We sent a joint letter signed by 40 environmental NGOs and civil society organisations expressing strong concerns about inadequate proposals for management of the Great Cormorant in Europe being discussed at the Agriculture and Fisheries (AGRIFISH) Council of the European Union. In the letter, we urge the European Commission to reject this proposal and the United Nations Food and Agriculture Organisation (FAO) to withdraw its biased and unlawful advice.

On the table: a framework for a Pan-European Cormorant Management Plan developed by the European Inland Fisheries and Aquaculture Advisory Commission (EIFAAC), an advisory body of the United Nations Food and Agriculture Organisation (FAO). This proposal suggested a coordinated mass culling of Cormorants at a European scale. In addition, Sweden has proposed in the AGRIFISH Council that the Great Cormorant be classified as huntable under the EU Birds Directive.

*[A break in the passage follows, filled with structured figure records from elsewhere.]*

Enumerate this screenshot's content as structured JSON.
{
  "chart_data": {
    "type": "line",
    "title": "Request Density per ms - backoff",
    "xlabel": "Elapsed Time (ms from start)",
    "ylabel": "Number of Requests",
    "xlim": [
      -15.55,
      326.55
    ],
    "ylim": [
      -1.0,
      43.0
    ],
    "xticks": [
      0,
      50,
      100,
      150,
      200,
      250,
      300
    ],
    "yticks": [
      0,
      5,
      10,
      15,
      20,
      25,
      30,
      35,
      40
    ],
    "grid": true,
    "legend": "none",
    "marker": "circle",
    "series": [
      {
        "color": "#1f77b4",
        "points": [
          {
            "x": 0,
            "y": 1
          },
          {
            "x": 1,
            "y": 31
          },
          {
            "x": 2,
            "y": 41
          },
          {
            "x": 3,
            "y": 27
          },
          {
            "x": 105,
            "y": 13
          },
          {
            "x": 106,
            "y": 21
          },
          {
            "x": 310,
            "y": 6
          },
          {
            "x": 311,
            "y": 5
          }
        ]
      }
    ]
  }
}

In our letter to the European Commission, we express concerns that the FAO’s and Sweden’s proposals are yet another move to weaken environmental legislation and could lead to a review of the EU Birds Directive. We welcome the European Commissioner Jessika Roswall’s statement offering further guidance to Member States on managing the cormorant-fisheries conflict with existing tools. We also urge the European Commission to maintain its science-based stance that the EU Birds Directive already provides a suitable framework for addressing this conflict and there is no need for a Pan-European Cormorant Management Plan.

In the meantime, we sent another letter to the FAO Director General demanding the withdrawal of the EIFAAC’s plan because of its poor quality, contradiction with the Birds Directive, with AEWA management planning processes and FAO’s own guidelines concerning biodiversity and the management of human-widlife conflicts.